Algorithm for converting a finite state machine into a regular expression

2010-10-05 by qntm

It is known that every regular language has a corresponding deterministic finite state machine (actually, several; finite state machines may be equivalent) and a corresponding regular expression (actually, several; regular expressions may be equivalent). Converting regexes into finite state machines can be done relatively simply by hand, and with a little effort this process can be automated. But converting finite state machines back into regular expressions is relatively difficult by hand, and even more challenging to accomplish programmatically.

I have found a new way to do this. I think.
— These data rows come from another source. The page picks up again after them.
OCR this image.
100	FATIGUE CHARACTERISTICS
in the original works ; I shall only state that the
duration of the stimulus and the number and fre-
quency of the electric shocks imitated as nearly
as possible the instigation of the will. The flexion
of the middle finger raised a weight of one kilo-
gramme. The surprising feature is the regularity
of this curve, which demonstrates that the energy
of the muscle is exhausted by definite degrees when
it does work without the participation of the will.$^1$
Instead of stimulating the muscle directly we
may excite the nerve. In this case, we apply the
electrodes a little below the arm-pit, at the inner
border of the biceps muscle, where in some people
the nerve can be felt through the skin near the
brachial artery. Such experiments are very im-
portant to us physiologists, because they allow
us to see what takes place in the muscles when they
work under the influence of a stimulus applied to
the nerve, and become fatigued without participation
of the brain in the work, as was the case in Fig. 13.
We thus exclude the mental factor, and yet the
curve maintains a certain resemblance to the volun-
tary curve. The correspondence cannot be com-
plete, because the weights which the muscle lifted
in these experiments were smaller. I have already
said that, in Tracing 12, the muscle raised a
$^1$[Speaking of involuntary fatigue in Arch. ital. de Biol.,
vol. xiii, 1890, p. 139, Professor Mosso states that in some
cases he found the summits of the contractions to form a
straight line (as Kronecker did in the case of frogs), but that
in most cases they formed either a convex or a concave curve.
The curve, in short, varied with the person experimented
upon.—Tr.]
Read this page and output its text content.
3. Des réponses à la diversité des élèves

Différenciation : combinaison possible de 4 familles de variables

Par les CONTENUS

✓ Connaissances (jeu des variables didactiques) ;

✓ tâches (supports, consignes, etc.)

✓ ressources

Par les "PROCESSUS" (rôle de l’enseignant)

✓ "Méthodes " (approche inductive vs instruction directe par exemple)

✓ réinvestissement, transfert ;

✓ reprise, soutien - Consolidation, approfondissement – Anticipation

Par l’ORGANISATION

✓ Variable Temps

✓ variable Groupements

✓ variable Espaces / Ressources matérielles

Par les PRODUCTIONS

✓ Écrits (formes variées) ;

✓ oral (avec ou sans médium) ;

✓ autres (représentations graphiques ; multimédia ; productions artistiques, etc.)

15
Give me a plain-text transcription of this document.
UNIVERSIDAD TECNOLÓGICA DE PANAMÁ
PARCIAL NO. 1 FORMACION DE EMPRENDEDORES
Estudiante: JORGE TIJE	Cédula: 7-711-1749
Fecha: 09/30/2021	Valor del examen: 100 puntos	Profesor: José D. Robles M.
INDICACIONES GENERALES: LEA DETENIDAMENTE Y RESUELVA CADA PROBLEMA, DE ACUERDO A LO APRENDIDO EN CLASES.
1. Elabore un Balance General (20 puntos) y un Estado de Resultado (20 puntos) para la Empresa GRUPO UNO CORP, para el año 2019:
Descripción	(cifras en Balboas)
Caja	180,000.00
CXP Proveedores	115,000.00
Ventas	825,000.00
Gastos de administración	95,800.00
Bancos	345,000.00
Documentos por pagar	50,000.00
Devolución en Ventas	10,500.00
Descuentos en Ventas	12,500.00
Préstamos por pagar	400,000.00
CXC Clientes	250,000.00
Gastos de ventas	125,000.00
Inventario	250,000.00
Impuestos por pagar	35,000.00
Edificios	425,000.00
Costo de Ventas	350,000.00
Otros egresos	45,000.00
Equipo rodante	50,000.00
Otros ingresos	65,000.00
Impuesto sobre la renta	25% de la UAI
Several such algorithms do exist. Many of these algorithms result in unreadably large and complex regexes. As mentioned, many regexes are equivalent, there is no canonical "simple" regex for a given regular language and programatically simplifying a regular expression is of unlimited algorithmic complexity. This means that an algorithm which generally produces a simple output is highly desirable.

Some examples.

String algebra

First, we consider the set of all states in our finite state machine. Call them "A", "B", "C" and so on. Use variables as shorthand terms, such as:

A = { strings a such that inputting a into our FSM would leave it in state "A" }

Next we can define juxtaposition as our "string concatenation" operator.

ab = { "ab" }
Ax = { a . "x" : a is in A }
AB = { a . b : a is in A, b is in B }

And define "*" as our "infinite loop" operator, and "|" as our "union" or "or" operator:

A* = { "" } | A | AA | AAA | ...
a* = { "", "a", "aa", "aaa", "aaaa", ... }

Here, "" is the empty string.

Brzozowski Algebraic Method

Suppose our machine has states "A", "B", "C", "D" and "E", a simple two-character alphabet {"a", "b"} and a transition function f where:

f("A", "a") = "B". f("A", "b") = "D". State "A" is the initial state.
f("B", "a") = "C". f("B", "b") = "E".
f("C", "a") = "C". f("C", "b") = "E". State "C" is final.
f("D", "a") = "B". f("D", "b") = "D".
f("E", "a") = "B". f("E", "b") = "D". State "E" is final.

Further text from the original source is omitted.